Thursday, February 23, 2012

Third Party Candidate? We Need Independent Voices

  • A Third Voice for 2012 (By THOMAS L. FRIEDMAN, NY Times) I know what I’d pay good money to see: an intelligent independent candidate just taking part in the presidential debates, because it would make both Obama and his Republican opponent better. One independent I’d like to see play that role is David Walker.
  • We Need More Independent-Minded Voters (David M. Walker, Former Comptroller General of the United States; Author, 'Comeback America'; Huffington Post) I was honored and humbled that syndicated columnist Tom Friedman this week suggested I consider running for president, putting me forward as a third choice to voters. But our need is bigger than for me -- or any other third-party candidate. And his column taps into a need that goes far beyond my work on fiscal responsibility and government transformation. Every day, I talk with people around the nation who take their vote seriously enough to not align themselves with one particular party. They are the new independent-minded voter. And we need more of them.
  • The Radical Center We Don't Need (Robert Kuttner, Co-founder and co-editor, 'The American Prospect'; Huffington Post) We already have a centrist party. It's called the Democrats. Obama's Democrats are to the right of Richard Nixon on most domestic economic issues. If Democrats had not joined Republicans in financial deregulation, we never would have had the economic collapse of 2008.
  • The Third-Party Myth (By Josh Kraushaar, National Journal/ 2012 Decoded) But in reality, third-parties only thrive when there's a political vacuum to be filled. Despite being a nominal independent, Bloomberg's views aren't much different than your average Democrat. Walker's stand on entitlement reform is embraced by many of the leading Republican pols, led by House Budget Chairman Paul Ryan.
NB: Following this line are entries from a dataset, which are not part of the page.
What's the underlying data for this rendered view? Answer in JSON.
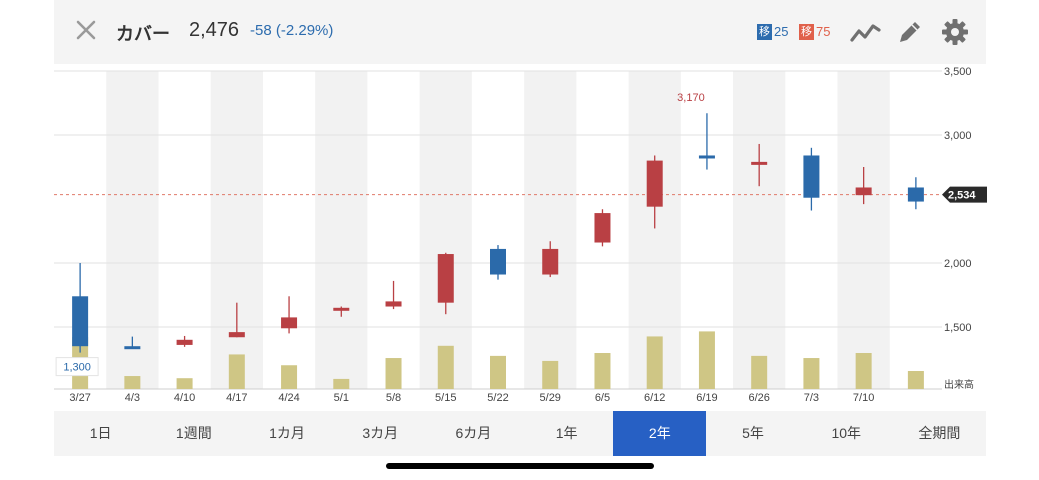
{
  "header": {
    "name": "カバー",
    "price": "2,476",
    "change": "-58 (-2.29%)",
    "ma_short": {
      "label": "移",
      "value": "25",
      "color": "#2d6cae"
    },
    "ma_long": {
      "label": "移",
      "value": "75",
      "color": "#e0604a"
    },
    "icons": [
      "close-icon",
      "line-chart-icon",
      "pencil-icon",
      "gear-icon"
    ]
  },
  "chart_data": {
    "type": "candlestick",
    "categories": [
      "3/27",
      "4/3",
      "4/10",
      "4/17",
      "4/24",
      "5/1",
      "5/8",
      "5/15",
      "5/22",
      "5/29",
      "6/5",
      "6/12",
      "6/19",
      "6/26",
      "7/3",
      "7/10",
      ""
    ],
    "ohlc": [
      {
        "o": 1740,
        "h": 2000,
        "l": 1300,
        "c": 1350
      },
      {
        "o": 1350,
        "h": 1425,
        "l": 1335,
        "c": 1345
      },
      {
        "o": 1360,
        "h": 1430,
        "l": 1345,
        "c": 1400
      },
      {
        "o": 1420,
        "h": 1690,
        "l": 1420,
        "c": 1460
      },
      {
        "o": 1490,
        "h": 1740,
        "l": 1450,
        "c": 1575
      },
      {
        "o": 1640,
        "h": 1660,
        "l": 1580,
        "c": 1650
      },
      {
        "o": 1660,
        "h": 1860,
        "l": 1640,
        "c": 1700
      },
      {
        "o": 1690,
        "h": 2080,
        "l": 1600,
        "c": 2070
      },
      {
        "o": 2110,
        "h": 2140,
        "l": 1870,
        "c": 1910
      },
      {
        "o": 1910,
        "h": 2170,
        "l": 1890,
        "c": 2110
      },
      {
        "o": 2160,
        "h": 2420,
        "l": 2130,
        "c": 2390
      },
      {
        "o": 2440,
        "h": 2840,
        "l": 2270,
        "c": 2800
      },
      {
        "o": 2840,
        "h": 3170,
        "l": 2730,
        "c": 2820
      },
      {
        "o": 2770,
        "h": 2930,
        "l": 2600,
        "c": 2790
      },
      {
        "o": 2840,
        "h": 2900,
        "l": 2410,
        "c": 2510
      },
      {
        "o": 2530,
        "h": 2750,
        "l": 2460,
        "c": 2590
      },
      {
        "o": 2590,
        "h": 2670,
        "l": 2420,
        "c": 2480
      }
    ],
    "volume": [
      0.72,
      0.18,
      0.15,
      0.48,
      0.33,
      0.14,
      0.43,
      0.6,
      0.46,
      0.39,
      0.5,
      0.73,
      0.8,
      0.46,
      0.43,
      0.5,
      0.25
    ],
    "ylim": [
      1000,
      3500
    ],
    "yticks": [
      {
        "v": 3500,
        "label": "3,500"
      },
      {
        "v": 3000,
        "label": "3,000"
      },
      {
        "v": 2000,
        "label": "2,000"
      },
      {
        "v": 1500,
        "label": "1,500"
      }
    ],
    "volume_label": "出来高",
    "high_label": "3,170",
    "low_label": "1,300",
    "current_price": 2534,
    "current_label": "2,534",
    "up_color": "#b94044",
    "down_color": "#2b6aaa",
    "volume_color": "#cfc685",
    "ref_line_color": "#e07a6a"
  },
  "periods": [
    {
      "label": "1日",
      "active": false
    },
    {
      "label": "1週間",
      "active": false
    },
    {
      "label": "1カ月",
      "active": false
    },
    {
      "label": "3カ月",
      "active": false
    },
    {
      "label": "6カ月",
      "active": false
    },
    {
      "label": "1年",
      "active": false
    },
    {
      "label": "2年",
      "active": true
    },
    {
      "label": "5年",
      "active": false
    },
    {
      "label": "10年",
      "active": false
    },
    {
      "label": "全期間",
      "active": false
    }
  ]
}
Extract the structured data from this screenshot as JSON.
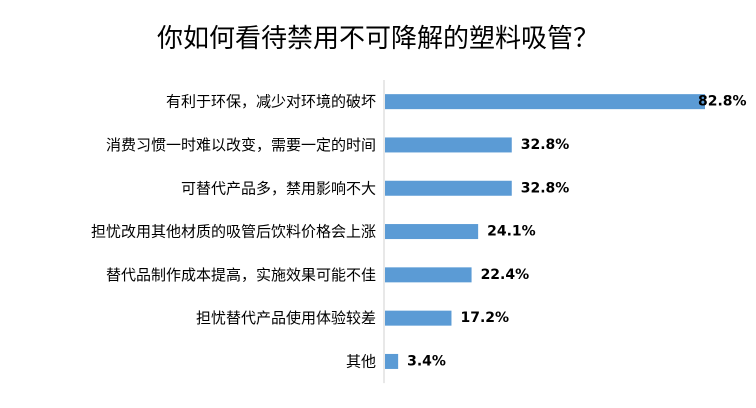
{
  "chart_data": {
    "type": "bar",
    "orientation": "horizontal",
    "title": "你如何看待禁用不可降解的塑料吸管？",
    "categories": [
      "有利于环保，减少对环境的破坏",
      "消费习惯一时难以改变，需要一定的时间",
      "可替代产品多，禁用影响不大",
      "担忧改用其他材质的吸管后饮料价格会上涨",
      "替代品制作成本提高，实施效果可能不佳",
      "担忧替代产品使用体验较差",
      "其他"
    ],
    "values": [
      82.8,
      32.8,
      32.8,
      24.1,
      22.4,
      17.2,
      3.4
    ],
    "value_labels": [
      "82.8%",
      "32.8%",
      "32.8%",
      "24.1%",
      "22.4%",
      "17.2%",
      "3.4%"
    ],
    "xlim": [
      0,
      82.8
    ],
    "bar_color": "#5b9bd5",
    "grid": false,
    "legend": "none"
  }
}
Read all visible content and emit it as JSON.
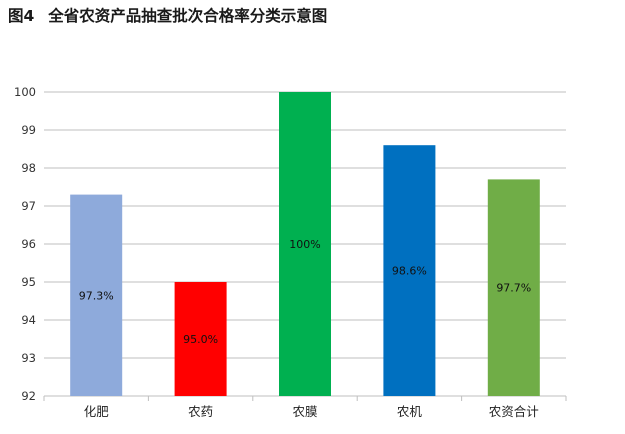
{
  "figure": {
    "number": "图4",
    "caption": "全省农资产品抽查批次合格率分类示意图"
  },
  "chart_data": {
    "type": "bar",
    "categories": [
      "化肥",
      "农药",
      "农膜",
      "农机",
      "农资合计"
    ],
    "values": [
      97.3,
      95.0,
      100,
      98.6,
      97.7
    ],
    "data_labels": [
      "97.3%",
      "95.0%",
      "100%",
      "98.6%",
      "97.7%"
    ],
    "colors": [
      "#8eaadb",
      "#ff0000",
      "#00b050",
      "#0070c0",
      "#70ad47"
    ],
    "yticks": [
      92,
      93,
      94,
      95,
      96,
      97,
      98,
      99,
      100
    ],
    "ylim": [
      92,
      100
    ],
    "grid": true,
    "title": "",
    "xlabel": "",
    "ylabel": ""
  }
}
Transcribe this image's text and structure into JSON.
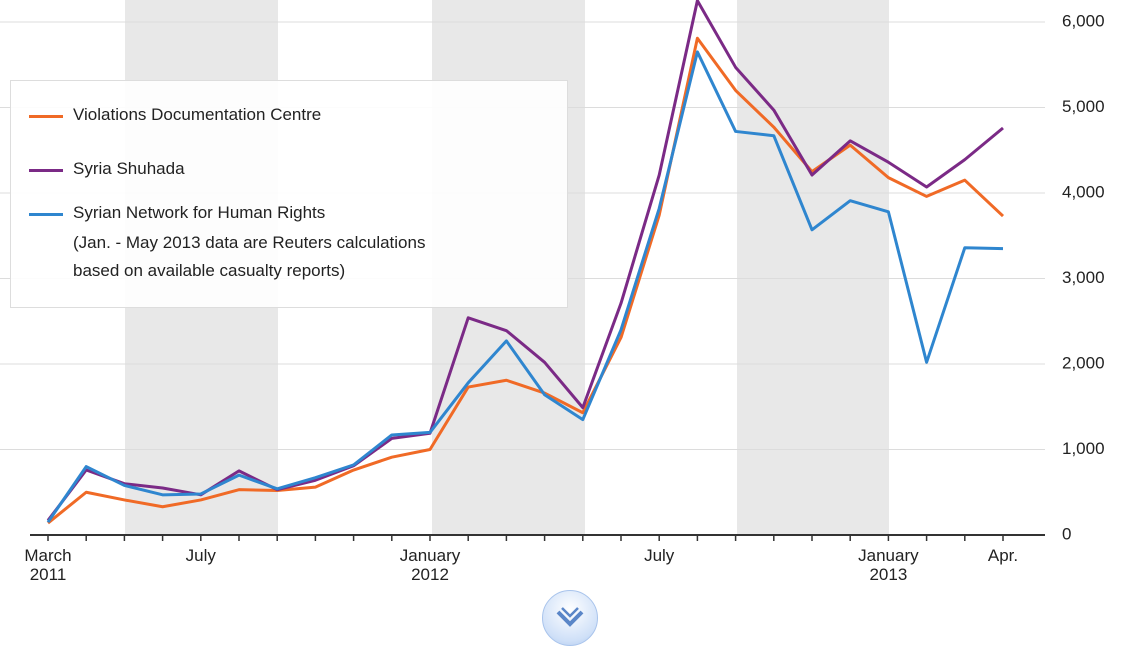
{
  "chart_data": {
    "type": "line",
    "categories": [
      "March\n2011",
      null,
      null,
      null,
      "July",
      null,
      null,
      null,
      null,
      null,
      "January\n2012",
      null,
      null,
      null,
      null,
      null,
      "July",
      null,
      null,
      null,
      null,
      null,
      "January\n2013",
      null,
      null,
      "Apr."
    ],
    "series": [
      {
        "name": "Violations Documentation Centre",
        "color": "#f06a26",
        "values": [
          140,
          500,
          410,
          330,
          410,
          530,
          520,
          560,
          760,
          910,
          1000,
          1730,
          1810,
          1660,
          1430,
          2310,
          3740,
          5810,
          5200,
          4770,
          4250,
          4560,
          4180,
          3960,
          4150,
          3730
        ]
      },
      {
        "name": "Syria Shuhada",
        "color": "#7b2a86",
        "values": [
          170,
          760,
          600,
          550,
          470,
          750,
          530,
          640,
          810,
          1130,
          1190,
          2540,
          2390,
          2020,
          1490,
          2710,
          4210,
          6250,
          5470,
          4970,
          4210,
          4610,
          4360,
          4070,
          4390,
          4760
        ]
      },
      {
        "name": "Syrian Network for Human Rights",
        "color": "#2f86cf",
        "values": [
          150,
          800,
          580,
          470,
          480,
          700,
          540,
          670,
          820,
          1170,
          1200,
          1780,
          2270,
          1640,
          1350,
          2400,
          3820,
          5650,
          4720,
          4670,
          3570,
          3910,
          3780,
          2020,
          3360,
          3350
        ]
      }
    ],
    "legend_note": [
      "(Jan. - May 2013 data are Reuters calculations",
      "based on available casualty reports)"
    ],
    "ylim": [
      0,
      6000
    ],
    "yticks": [
      0,
      {
        "value": 1000,
        "label": "1,000"
      },
      {
        "value": 2000,
        "label": "2,000"
      },
      {
        "value": 3000,
        "label": "3,000"
      },
      {
        "value": 4000,
        "label": "4,000"
      },
      {
        "value": 5000,
        "label": "5,000"
      },
      {
        "value": 6000,
        "label": "6,000"
      }
    ],
    "grid": true
  }
}
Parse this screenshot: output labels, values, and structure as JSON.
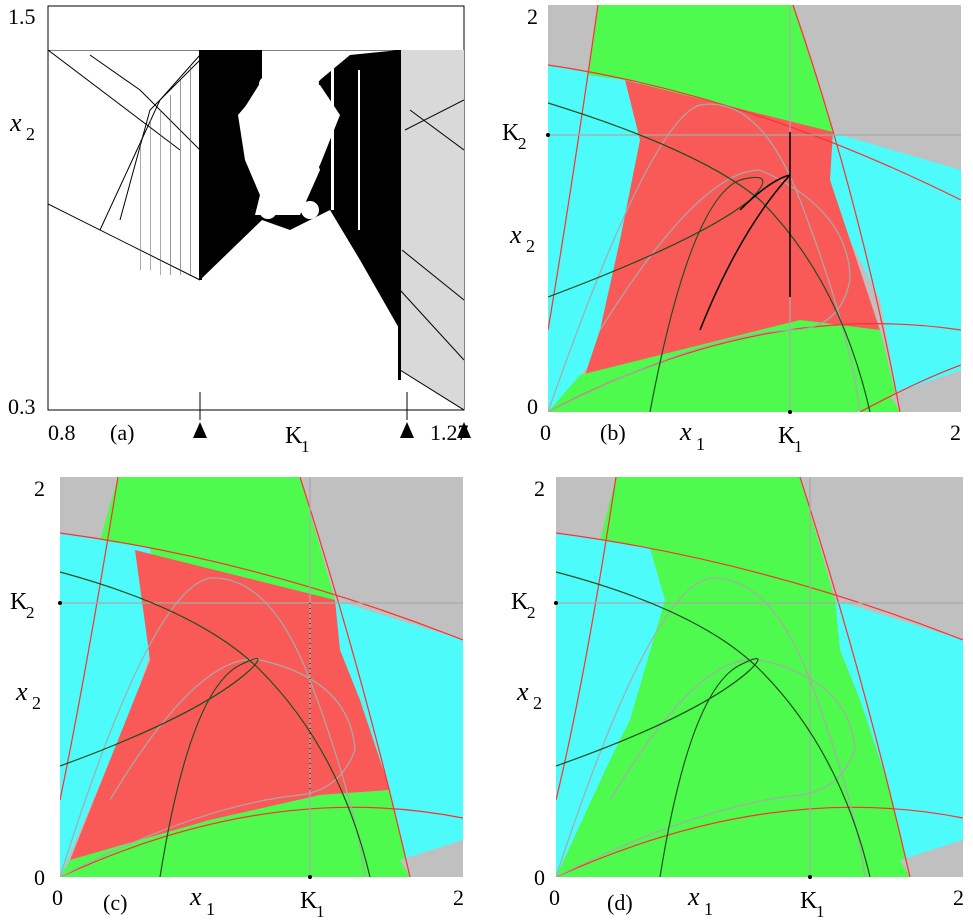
{
  "figure": {
    "panels": [
      {
        "id": "a",
        "label": "(a)",
        "xlabel": "K",
        "xlabel_sub": "1",
        "ylabel": "x",
        "ylabel_sub": "2",
        "xticks": [
          "0.8",
          "1.27"
        ],
        "yticks": [
          "1.5",
          "0.3"
        ],
        "markers_count": 3
      },
      {
        "id": "b",
        "label": "(b)",
        "xlabel": "x",
        "xlabel_sub": "1",
        "ylabel": "x",
        "ylabel_sub": "2",
        "xticks": [
          "0",
          "2"
        ],
        "yticks": [
          "2",
          "0"
        ],
        "xmark": "K",
        "xmark_sub": "1",
        "ymark": "K",
        "ymark_sub": "2"
      },
      {
        "id": "c",
        "label": "(c)",
        "xlabel": "x",
        "xlabel_sub": "1",
        "ylabel": "x",
        "ylabel_sub": "2",
        "xticks": [
          "0",
          "2"
        ],
        "yticks": [
          "2",
          "0"
        ],
        "xmark": "K",
        "xmark_sub": "1",
        "ymark": "K",
        "ymark_sub": "2"
      },
      {
        "id": "d",
        "label": "(d)",
        "xlabel": "x",
        "xlabel_sub": "1",
        "ylabel": "x",
        "ylabel_sub": "2",
        "xticks": [
          "0",
          "2"
        ],
        "yticks": [
          "2",
          "0"
        ],
        "xmark": "K",
        "xmark_sub": "1",
        "ymark": "K",
        "ymark_sub": "2"
      }
    ],
    "colors": {
      "gray": "#c0c0c0",
      "green": "#4dfa4d",
      "cyan": "#4dfbfb",
      "red": "#fa5a57",
      "curve_red": "#ff3030",
      "curve_gray": "#a9a9a9",
      "curve_dark": "#1f4d1f",
      "black": "#000000"
    }
  },
  "chart_data": [
    {
      "type": "scatter",
      "panel": "a",
      "title": "",
      "xlabel": "K1",
      "ylabel": "x2",
      "xlim": [
        0.8,
        1.27
      ],
      "ylim": [
        0.3,
        1.5
      ],
      "description_markers": "triangle markers below x-axis",
      "marker_k1": [
        1.0,
        1.18,
        1.27
      ]
    },
    {
      "type": "heatmap",
      "panel": "b",
      "xlabel": "x1",
      "ylabel": "x2",
      "xlim": [
        0,
        2
      ],
      "ylim": [
        0,
        2
      ],
      "regions": [
        "gray",
        "green",
        "cyan",
        "red"
      ]
    },
    {
      "type": "heatmap",
      "panel": "c",
      "xlabel": "x1",
      "ylabel": "x2",
      "xlim": [
        0,
        2
      ],
      "ylim": [
        0,
        2
      ],
      "regions": [
        "gray",
        "green",
        "cyan",
        "red"
      ]
    },
    {
      "type": "heatmap",
      "panel": "d",
      "xlabel": "x1",
      "ylabel": "x2",
      "xlim": [
        0,
        2
      ],
      "ylim": [
        0,
        2
      ],
      "regions": [
        "gray",
        "green",
        "cyan"
      ]
    }
  ]
}
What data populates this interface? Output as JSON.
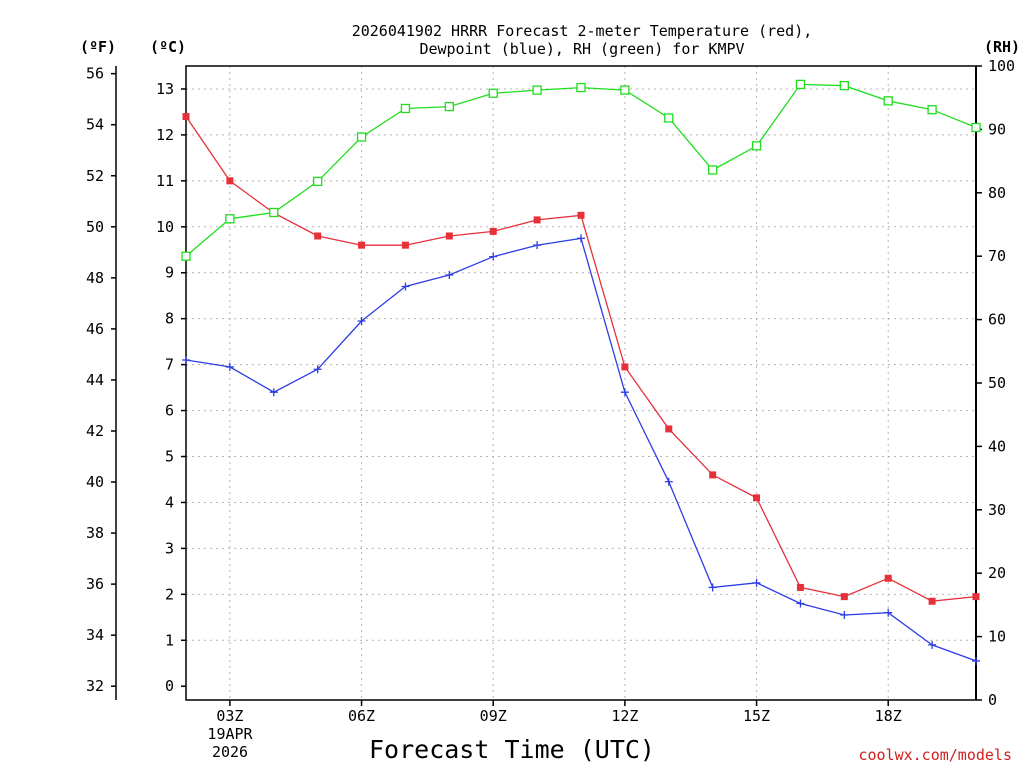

  • What makes a strong third-party candidate? (By Jonathan Bernstein, Washington Post/ PostPartisan) Near as I can tell, every third-party presidential candidate who took 5 percent or more of the vote was reasonably well known before the campaign (Anderson became well known in losing the nomination). That’s not to say that Walker or Goode couldn’t possibly “succeed” in some way, but neither of them really fits the profile of past successful third-party candidates. The truth is that the way it really works most of the time is someone with a big ego and the resources to make it happen decides to run and probably then fills in whichever issues seem to resonate. Starting with the issues is pretty much getting the whole thing backward. If you want to push some set of issues, try to get a major party candidate to adopt them. It’s a lot easier.